MUSIC REVIEW | Jason Isbell – Southeastern (2013)

Jason_Isbell_Southeastern-_cover-by-Michael-Wilson
My first exposure to Jason Isbell came through Drive-By Truckers.  In a band with so many strong voices, it was a while before I started to notice the individuals and the different reasons I liked each.  While Patterson Hood has a distinct voice of experience and that outlaw wink that is a part of all the best American country musicians, it was the voice and lyrics of Jason Isbell that first struck me as the most world weary, the most filled with wrong side of the tracks redemption, and the most tragically reflective.  So the first time I saw what these Drive-By Tuckerslooked like, I was blown away to see those road worn lyrics come from such a fresh, baby faced dude.


Never Gonna Change from the Driveby Truckers 2005 album The Dirty South might be my favourite of all their songs.  It’s an amazing tale of trying to escape the white trash roots of a world that’s, “Mean and strong like liquor, mean and strong like fear.  Strong like the people from South Alabama, mean like the people from here”.  Lyrics rarely impress me or contribute to what makes me like a song, but the story of Never Gonna Change demands my full attention every time I hear it.  To think that Isbell was all of 23 or 24 when he wrote it, only makes it that much more impressive.

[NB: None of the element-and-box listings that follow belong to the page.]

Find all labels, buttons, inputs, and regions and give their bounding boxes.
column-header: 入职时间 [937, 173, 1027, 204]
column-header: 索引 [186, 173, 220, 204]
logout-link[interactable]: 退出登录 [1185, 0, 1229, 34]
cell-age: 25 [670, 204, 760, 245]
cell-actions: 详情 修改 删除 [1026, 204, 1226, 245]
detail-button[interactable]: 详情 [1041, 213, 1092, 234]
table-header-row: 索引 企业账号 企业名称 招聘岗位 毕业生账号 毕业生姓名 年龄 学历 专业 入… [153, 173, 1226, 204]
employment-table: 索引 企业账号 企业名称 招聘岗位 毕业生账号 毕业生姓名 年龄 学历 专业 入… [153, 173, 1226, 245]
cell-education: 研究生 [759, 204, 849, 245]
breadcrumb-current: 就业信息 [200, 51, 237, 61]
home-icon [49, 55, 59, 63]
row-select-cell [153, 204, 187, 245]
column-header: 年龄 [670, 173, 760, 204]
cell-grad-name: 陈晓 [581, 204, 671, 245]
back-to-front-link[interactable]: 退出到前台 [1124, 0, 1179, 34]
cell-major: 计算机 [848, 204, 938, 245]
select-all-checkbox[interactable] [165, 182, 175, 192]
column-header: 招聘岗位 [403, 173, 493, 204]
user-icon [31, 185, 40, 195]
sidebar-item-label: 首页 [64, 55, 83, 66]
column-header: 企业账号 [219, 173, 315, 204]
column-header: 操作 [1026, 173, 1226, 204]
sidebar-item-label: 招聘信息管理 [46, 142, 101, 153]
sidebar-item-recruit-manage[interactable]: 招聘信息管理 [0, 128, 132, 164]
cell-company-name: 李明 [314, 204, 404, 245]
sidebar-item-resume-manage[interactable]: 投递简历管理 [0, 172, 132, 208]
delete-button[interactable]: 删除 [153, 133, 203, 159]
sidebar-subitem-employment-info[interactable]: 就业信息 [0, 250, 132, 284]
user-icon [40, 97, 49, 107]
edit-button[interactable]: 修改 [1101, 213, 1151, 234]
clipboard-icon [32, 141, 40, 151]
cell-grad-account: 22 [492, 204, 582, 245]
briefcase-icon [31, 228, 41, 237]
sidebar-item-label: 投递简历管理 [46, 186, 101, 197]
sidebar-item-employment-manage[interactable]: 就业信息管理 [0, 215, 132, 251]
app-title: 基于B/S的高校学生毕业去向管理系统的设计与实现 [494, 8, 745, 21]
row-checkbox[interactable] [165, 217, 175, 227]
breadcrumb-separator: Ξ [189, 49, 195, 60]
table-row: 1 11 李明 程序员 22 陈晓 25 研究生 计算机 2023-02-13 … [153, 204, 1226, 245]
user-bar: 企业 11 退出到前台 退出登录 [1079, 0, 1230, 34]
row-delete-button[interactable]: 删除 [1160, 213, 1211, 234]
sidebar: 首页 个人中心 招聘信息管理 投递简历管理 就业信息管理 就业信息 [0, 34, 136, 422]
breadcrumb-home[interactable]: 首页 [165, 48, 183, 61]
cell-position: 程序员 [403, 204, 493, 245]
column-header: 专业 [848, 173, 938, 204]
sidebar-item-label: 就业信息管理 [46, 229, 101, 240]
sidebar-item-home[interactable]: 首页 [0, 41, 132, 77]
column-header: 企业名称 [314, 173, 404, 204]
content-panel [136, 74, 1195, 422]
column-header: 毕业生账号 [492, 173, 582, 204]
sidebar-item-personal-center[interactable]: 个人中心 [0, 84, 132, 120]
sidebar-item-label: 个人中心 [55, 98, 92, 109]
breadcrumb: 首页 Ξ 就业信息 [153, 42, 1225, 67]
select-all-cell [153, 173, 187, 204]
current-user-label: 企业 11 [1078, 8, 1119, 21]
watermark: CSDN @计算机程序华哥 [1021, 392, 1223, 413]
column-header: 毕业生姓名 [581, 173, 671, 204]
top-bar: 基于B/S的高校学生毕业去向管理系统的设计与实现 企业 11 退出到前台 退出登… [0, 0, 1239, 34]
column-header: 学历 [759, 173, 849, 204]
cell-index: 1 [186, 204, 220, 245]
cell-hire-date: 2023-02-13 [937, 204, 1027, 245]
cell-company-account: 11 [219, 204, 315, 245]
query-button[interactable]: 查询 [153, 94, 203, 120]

When he left the Truckers, I was really bummed.  Then I heard his solo album Sirens of the Ditch and realised that as long as he was still making music, in any capacity, that was more than enough.  I know this is a crazy long intro before even mentioning the album this is supposed to be a review of, but all of that is to highlight the high expectations I had for Southeastern.

This album might be backed by a full band on most tracks, but every single song comes down to Isbell, his voice and his guitar.  While the band and backing vocals of a song like Stockholm all work to highlight Isbell and his lyrics, he also knows when to pull back.  Something like Elephant, the story of a someone’s battle with cancer, only sounds louder and harder to ignore when it’s nothing more than Isbell, his voice and his guitar.

Songs That She Sang in the Shower shows Isbell’s not afraid to attempt something a little grander, a little more ostentatious, a little more ambitious, musically, vocally, production wise.  It also shows that he more than has what it takes to pull it off.  It also woks to make something like the flat out, boot kickin’ country rock of Super 8 stand out that much more.

Even now, Isbell is still only entering his mid thirties, and like all his work that’s come before, everything about Southeastern sounds like the work of someone much, much older, but in all the best ways.  Lyrically, the stories he tells seem like he’s experienced more in three and half decades than most people do in a lifetime.  Musically, it’s got the (fully earned) confidence of someone who knows these stories need to be told.  The only downside to this is that the same southern drawl and seen-it-all tone that give his words such gravitas, are probably the exact same things that turn a lot of people off, scared they might be about to hear country music, in all the negative connotations of the phrase.

But if I can’t convince you to listen to this album, Marc Maron’s awesome interview with Jason Isbell should do the trick.

Jason Isbell

12 thoughts on “MUSIC REVIEW | Jason Isbell – Southeastern (2013)

  1. A day barely goes by without me listening to one of Jason’s songs. Not just because I want to but because I HAVE to.